Государственные игры - Клэнси Том. Страница 34
Беллон же являлся одним из самых яростных и жестких поборников справедливости из тех, кого знал Херберт. И полковник старался вытащить сопротивлявшуюся и голосившую “Жандармери” из болота ее собственной бездеятельности.
Тем не менее Беллон оставался подотчетен властям, а эти власти недолюбливали Соединенные Штаты. Они в свою очередь испытывали очередной острый приступ национализма. Дело дошло даже до того, что из словарей выкидывались английские слова, из меню исключались американские блюда, а с экранов убирались голливудские фильмы. Мысль о том, что США попали в положение, когда французы могли бы оказать им помощь, вызывала тревогу. А от мысли, что придется идти на поклон к этим душителям всего американского, Херберт просто приходил в отчаяние. Да и само заявление о согласии оказать эту помощь звучало бы едва ли не абсурдно!
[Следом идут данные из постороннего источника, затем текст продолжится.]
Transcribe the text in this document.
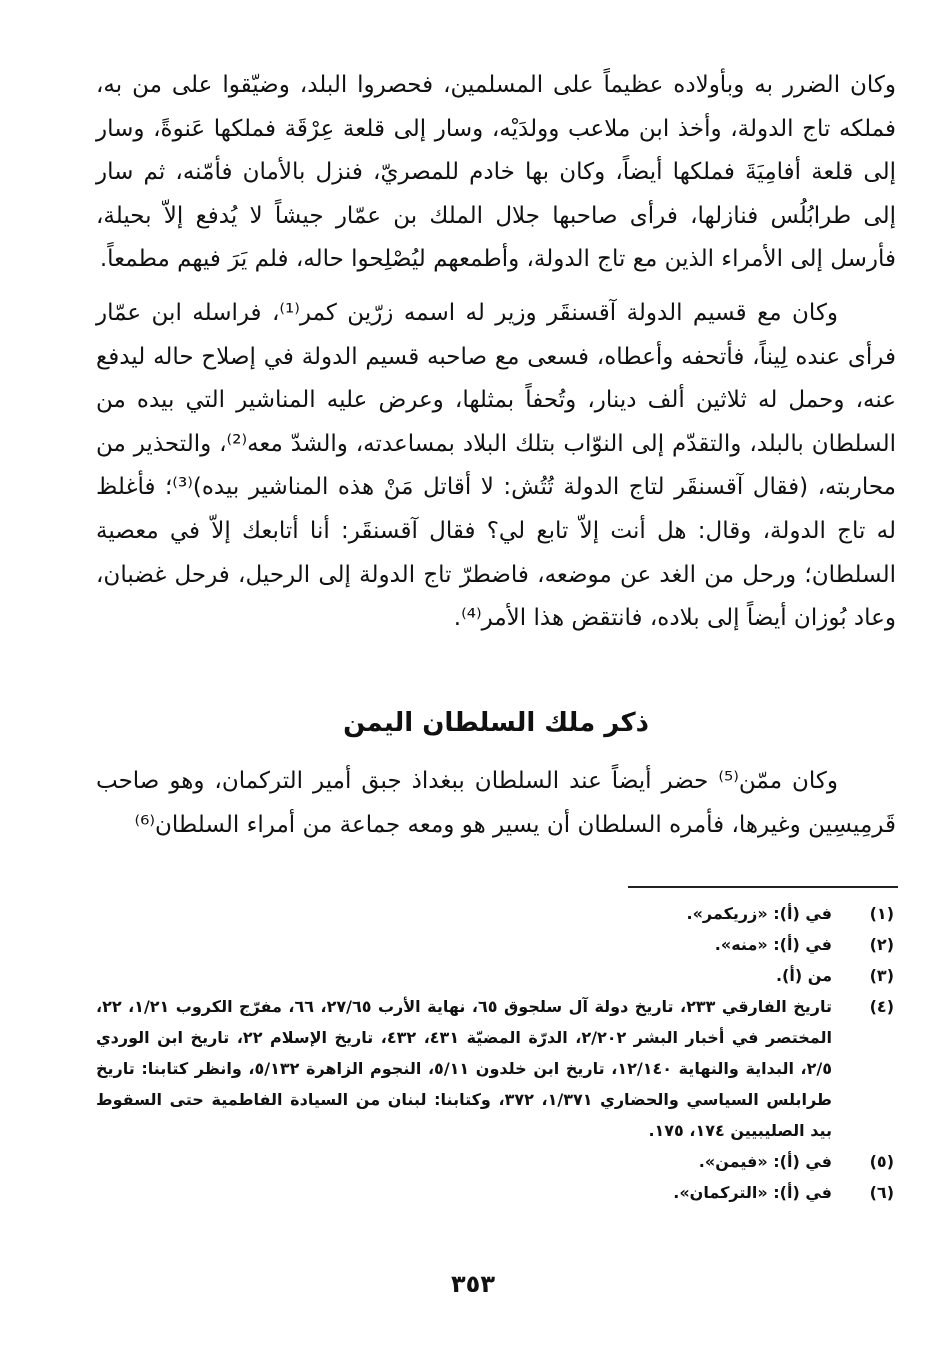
وكان الضرر به وبأولاده عظيماً على المسلمين، فحصروا البلد، وضيّقوا على من به، فملكه تاج الدولة، وأخذ ابن ملاعب وولدَيْه، وسار إلى قلعة عِرْقَة فملكها عَنوةً، وسار إلى قلعة أفامِيَةَ فملكها أيضاً، وكان بها خادم للمصريّ، فنزل بالأمان فأمّنه، ثم سار إلى طرابُلُس فنازلها، فرأى صاحبها جلال الملك بن عمّار جيشاً لا يُدفع إلاّ بحيلة، فأرسل إلى الأمراء الذين مع تاج الدولة، وأطمعهم ليُصْلِحوا حاله، فلم يَرَ فيهم مطمعاً.

وكان مع قسيم الدولة آقسنقَر وزير له اسمه زرّين كمر⁽¹⁾، فراسله ابن عمّار فرأى عنده لِيناً، فأتحفه وأعطاه، فسعى مع صاحبه قسيم الدولة في إصلاح حاله ليدفع عنه، وحمل له ثلاثين ألف دينار، وتُحفاً بمثلها، وعرض عليه المناشير التي بيده من السلطان بالبلد، والتقدّم إلى النوّاب بتلك البلاد بمساعدته، والشدّ معه⁽²⁾، والتحذير من محاربته، (فقال آقسنقَر لتاج الدولة تُتُش: لا أقاتل مَنْ هذه المناشير بيده)⁽³⁾؛ فأغلظ له تاج الدولة، وقال: هل أنت إلاّ تابع لي؟ فقال آقسنقَر: أنا أتابعك إلاّ في معصية السلطان؛ ورحل من الغد عن موضعه، فاضطرّ تاج الدولة إلى الرحيل، فرحل غضبان، وعاد بُوزان أيضاً إلى بلاده، فانتقض هذا الأمر⁽⁴⁾.

ذكر ملك السلطان اليمن

وكان ممّن⁽⁵⁾ حضر أيضاً عند السلطان ببغداذ جبق أمير التركمان، وهو صاحب قَرمِيسِين وغيرها، فأمره السلطان أن يسير هو ومعه جماعة من أمراء السلطان⁽⁶⁾

(١)
في (أ): «زريكمر».
(٢)
في (أ): «منه».
(٣)
من (أ).
(٤)
تاريخ الفارقي ٢٣٣، تاريخ دولة آل سلجوق ٦٥، نهاية الأرب ٢٧/٦٥، ٦٦، مفرّج الكروب ١/٢١، ٢٢، المختصر في أخبار البشر ٢/٢٠٢، الدرّة المضيّة ٤٣١، ٤٣٢، تاريخ الإسلام ٢٢، تاريخ ابن الوردي ٢/٥، البداية والنهاية ١٢/١٤٠، تاريخ ابن خلدون ٥/١١، النجوم الزاهرة ٥/١٣٢، وانظر كتابنا: تاريخ طرابلس السياسي والحضاري ١/٣٧١، ٣٧٢، وكتابنا: لبنان من السيادة الفاطمية حتى السقوط بيد الصليبيين ١٧٤، ١٧٥.
(٥)
في (أ): «فيمن».
(٦)
في (أ): «التركمان».
٣٥٣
– У Бернара возникли местные проблемы, – заговорил Альберто, – и он ищет возможные связи между преступными элементами во Франции и в Германии. В прошлом месяце он обратился к “Большому И”, ну, а те связались с Дарреллом, и он помог Бернару получить часть необходимой информации.
– Что за информацию хотел Бернар? – Херберт все еще продолжал барабанить пальцами по подлокотнику. Ему просто очень-очень не хотелось идти на поклон к французам.
– Тут нет этих сведений, поскольку они идут под грифом “только для прочтения”, – ответил Альберто. – Придется сходить за ними к Дарреллу.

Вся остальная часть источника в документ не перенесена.